Cutaneous vitamin D3 synthesis is diminished or absent at relatively high latitudes (> 35°N/S, particularly during the winter) by ecological factors that reduce ultraviolet B (UVB) penetration and by individual factors that limit cutaneous exposure to UVB, such as dark skin pigmentation, sun avoidant lifestyles, conservative clothing habits, and liberal use of sunscreen [24].
Our study is located in a region 39º north latitude in Spain, thus in a risk zone for vitamin D deficiency and the study was completed during the Covid-19 pandemic, so people could have had less cutaneous exposure to UVB and been able to synthesize less vitamin D although this would equally affect both of the studied groups.
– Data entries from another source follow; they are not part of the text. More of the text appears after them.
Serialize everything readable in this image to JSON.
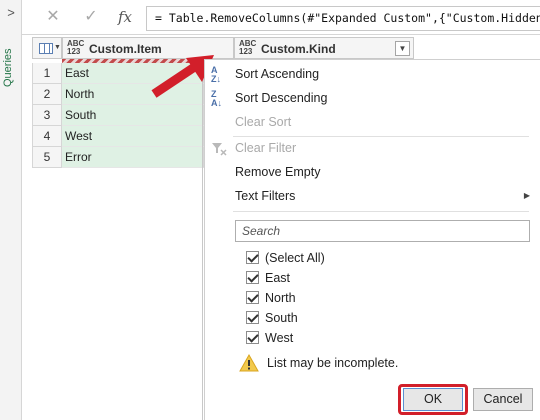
{
  "sidebar": {
    "label": "Queries"
  },
  "formula_bar": {
    "cancel_glyph": "✕",
    "commit_glyph": "✓",
    "fx_label": "fx",
    "formula": "= Table.RemoveColumns(#\"Expanded Custom\",{\"Custom.Hidden\","
  },
  "grid": {
    "type_badge_top": "ABC",
    "type_badge_bottom": "123",
    "columns": [
      {
        "name": "Custom.Item"
      },
      {
        "name": "Custom.Kind"
      }
    ],
    "rows": [
      {
        "num": "1",
        "item": "East"
      },
      {
        "num": "2",
        "item": "North"
      },
      {
        "num": "3",
        "item": "South"
      },
      {
        "num": "4",
        "item": "West"
      },
      {
        "num": "5",
        "item": "Error"
      }
    ]
  },
  "menu": {
    "sort_ascending": "Sort Ascending",
    "sort_descending": "Sort Descending",
    "clear_sort": "Clear Sort",
    "clear_filter": "Clear Filter",
    "remove_empty": "Remove Empty",
    "text_filters": "Text Filters",
    "search_placeholder": "Search",
    "checklist": [
      "(Select All)",
      "East",
      "North",
      "South",
      "West"
    ],
    "warning": "List may be incomplete.",
    "ok": "OK",
    "cancel": "Cancel"
  },
  "colors": {
    "cell_fill": "#dff1e4",
    "highlight": "#d21f2a",
    "accent": "#217346"
  }
}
Our study had some limitations. Firstly, the weaknesses of cross-sectional studies include the inability to make a causal inference. Secondly, the size of the samples in some groups was relatively small. Therefore, it was difficult to determine the exact correlation between vitamin D deficiency and AMD severity.
Conclusion
In conclusion, this study shows that patients affected by AMD have lower vitamin D levels in comparison to healthy subjects. Further research is necessary to investigate the possible association between 25(OH)D levels and AMD.
Acknowledgements
We thank Ángel Arias for statistical support and Aileen Gilhooly for english manuscript revision.
Authors' contributions
Material preparation, data collection, and analysis were performed by APS. All authors were involved in the literature search, drafting, revising, and final approval of the paper. All authors read and approved the final manuscript.
Funding
The authors received no financial support for the research, authorship, and/or publication of this article.
Availability of data and materials
Access to SPSS data file may be provided at any point of time during the submission process.
Declarations
Ethics approval and consent to participate
The study was approved by the Hospital General la Mancha Centro Ethics Committee (Alcázar de San Juan, Spain) and was carried out in accordance with the Ethical Principles of the Declaration of Helsinki. Data was analyzed anonymously.
Informed consent
Informed consent was obtained from all individual participants included in the study.
Consent for publication
All authors agree with the publication.
Competing interests
The authors declared no potential conflicts of interest with respect to the research, authorship, and/or publication of this article.